Getting to know Seve Jarvin

Sydney’s skiff supremo and eight-times World Champion, Seve Jarvin, on best man speeches, inside jokes and all things Team GAC Pindar.

Saturday 2nd May 2015

I started sailing when I was five, I hated it I used to cry. I was forced into it by my dad because I come from a big sailing family. I didn’t really get into it until I was about eight. Dad’s really big into sailing, he’s been to the Olympics and sailed around the world, I guess he’s really happy that I’m still doing it.

It probably got serious for me about two years ago. I was doing little bits of sailing here and there but I still had a full time job. It was when Team Australia decided to do an entry for the Americas Cup that sailing became a full time job.

We’re a pretty tight team. I was the best man at Marcus’ (Ashley-Jones) wedding and Jack (Macartney) was also in the grooms party. We’re all very good friends from Sydney. There are a lot of inside jokes that go on.

I had to do a speech at Marcus’ wedding, its funny because we talk each day and we spend so much time traveling together it’s like its own little relationship, so in the wedding speech I had to get up and officially handed Marcus over to his new wife. Not sure how that went down…

Tyson is probably the guy that keeps the team going, nothing really fazes him and he’s always pretty amped up about life. He motivates us in the gym. The rest of us are pretty lazy he’s a bit of a drill Sargent. You can’t take him too seriously.

Here in Qingdao I’m sharing a room with Tyson, he snores a lot so I wake up pretty early and he’s pretty strict on getting to the gym on the morning – he works out twice a day but as you can tell from my figure I’m not so keen on it. I like to chill out before racing, seven to ten races a day with the Extremes is pretty mentally challenging, it’s fast and you need to keep on the ball so I try to be a fresh as possible before the racing starts.

I wouldn’t call myself a big team leader. When we are on the water I’m pretty serious and we try and keep what happens on the water out there, but we’re a fun team and all a bit mischievous. You do well when your having fun. All the times that I’ve sailed with people and gone well it’s been when we’ve clicked. In these boats you are a team and it’s important to get along with everyone.

We are stepping it up every regatta and hopefully by the end of the season we can be mixing it with the lead boats. There are two of us on the boat that have know each other since we were five or six years old so that gives us an advantage over the teams that have only just met in the last year.

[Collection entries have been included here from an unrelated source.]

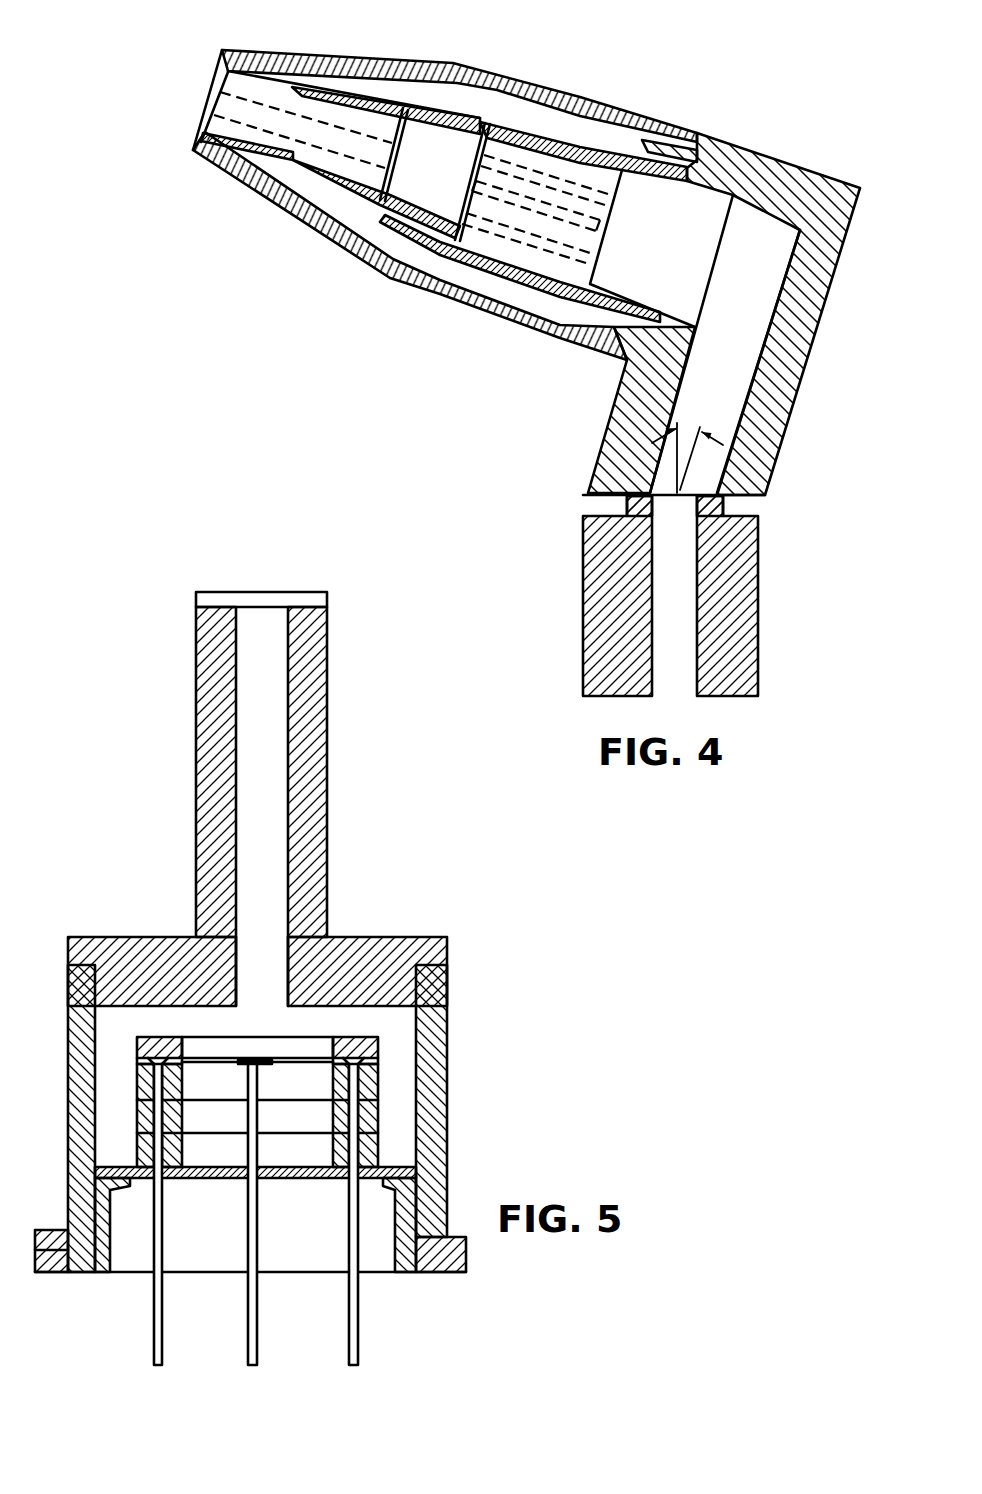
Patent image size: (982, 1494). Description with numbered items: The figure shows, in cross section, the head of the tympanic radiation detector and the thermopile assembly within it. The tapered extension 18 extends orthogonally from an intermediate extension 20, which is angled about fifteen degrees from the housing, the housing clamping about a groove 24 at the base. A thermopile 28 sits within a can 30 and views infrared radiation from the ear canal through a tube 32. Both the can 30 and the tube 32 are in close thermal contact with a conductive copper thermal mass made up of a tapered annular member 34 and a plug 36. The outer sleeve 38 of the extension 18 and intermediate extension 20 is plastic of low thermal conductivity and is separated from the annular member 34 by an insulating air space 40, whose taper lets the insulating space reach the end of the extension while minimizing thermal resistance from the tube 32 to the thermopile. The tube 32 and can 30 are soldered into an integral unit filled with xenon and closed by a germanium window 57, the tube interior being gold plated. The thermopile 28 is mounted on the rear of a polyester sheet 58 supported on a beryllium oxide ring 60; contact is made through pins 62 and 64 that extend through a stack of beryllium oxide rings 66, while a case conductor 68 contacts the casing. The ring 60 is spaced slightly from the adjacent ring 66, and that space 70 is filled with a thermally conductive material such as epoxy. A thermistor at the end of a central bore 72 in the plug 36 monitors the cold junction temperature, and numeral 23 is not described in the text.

In FIG. 4, the extension 18 is at (571, 86).
In FIG. 4, the intermediate extension 20 is at (806, 387).
In FIG. 4, the cylindrical fitting 23 is at (760, 614).
In FIG. 4, the groove 24 is at (725, 507).
In FIG. 4, the thermopile 28 is at (413, 165).
In FIG. 5, the thermopile 28 is at (243, 1064).
In FIG. 4, the can 30 is at (365, 255).
In FIG. 5, the can 30 is at (445, 1089).
In FIG. 4, the tube 32 is at (257, 148).
In FIG. 5, the tube 32 is at (328, 732).
In FIG. 4, the annular member 34 is at (433, 102).
In FIG. 4, the plug 36 is at (483, 263).
In FIG. 4, the outer sleeve 38 is at (653, 120).
In FIG. 4, the insulating air space 40 is at (583, 133).
In FIG. 5, the germanium window 57 is at (275, 592).
In FIG. 5, the polyester sheet 58 is at (303, 1057).
In FIG. 5, the beryllium oxide ring 60 is at (383, 1048).
In FIG. 5, the pin 62 is at (150, 1303).
In FIG. 5, the pin 64 is at (355, 1343).
In FIG. 5, the beryllium oxide rings 66 is at (378, 1152).
In FIG. 5, the case conductor 68 is at (246, 1302).
In FIG. 5, the space 70 is at (378, 1067).
In FIG. 4, the central bore 72 is at (527, 217).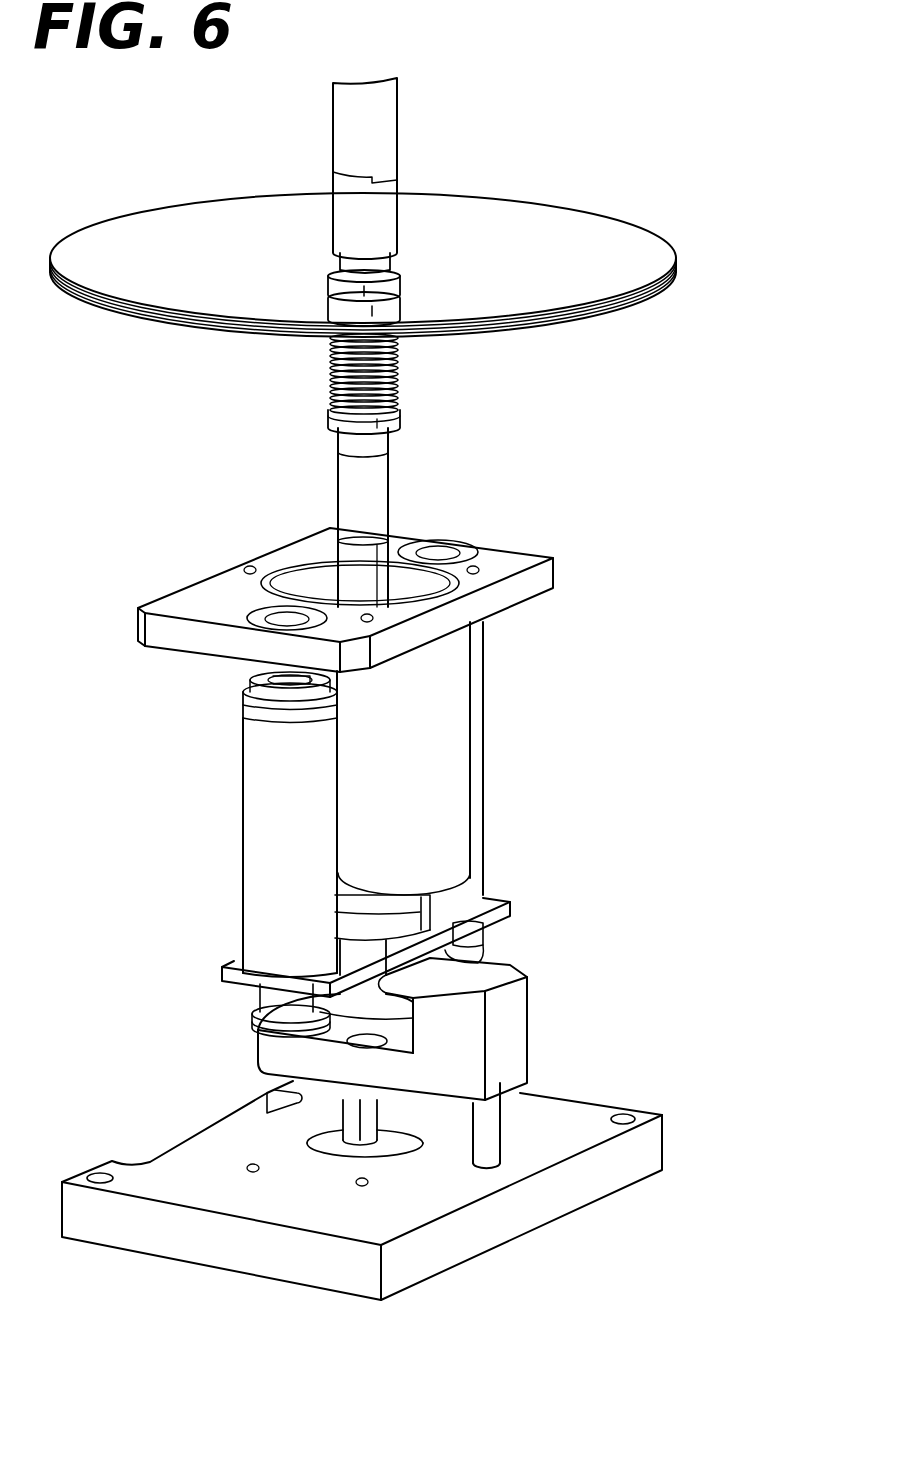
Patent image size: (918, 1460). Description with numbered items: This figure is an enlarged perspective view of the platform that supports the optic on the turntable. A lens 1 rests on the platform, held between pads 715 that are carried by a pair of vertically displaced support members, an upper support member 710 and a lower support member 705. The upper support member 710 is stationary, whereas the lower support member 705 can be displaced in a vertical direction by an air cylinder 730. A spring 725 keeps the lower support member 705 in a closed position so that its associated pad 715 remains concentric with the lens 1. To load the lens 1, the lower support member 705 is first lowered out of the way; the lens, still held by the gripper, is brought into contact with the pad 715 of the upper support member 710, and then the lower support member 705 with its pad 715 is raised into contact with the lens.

The lens 1 is at (608, 216).
The lower support member 705 is at (367, 497).
The upper support member 710 is at (383, 132).
The pads 715 is at (367, 293).
The spring 725 is at (265, 848).
The air cylinder 730 is at (360, 1132).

Our aims in this fleet is to get off the start and hit the line in the top three, then you can avoid the ping pong that happens between the other boats. We’ve done a bit of work on the communication so hopefully it pays off. Muscat was a drag race, which didn’t suit us; we definitely prefer the tricky shifty conditions here in the city (Qingdao).

If I have a good day dad’s probably the first person I call, he’s pretty interested in how I do. He asks me how I go and follows my results – he’s a big fan I guess.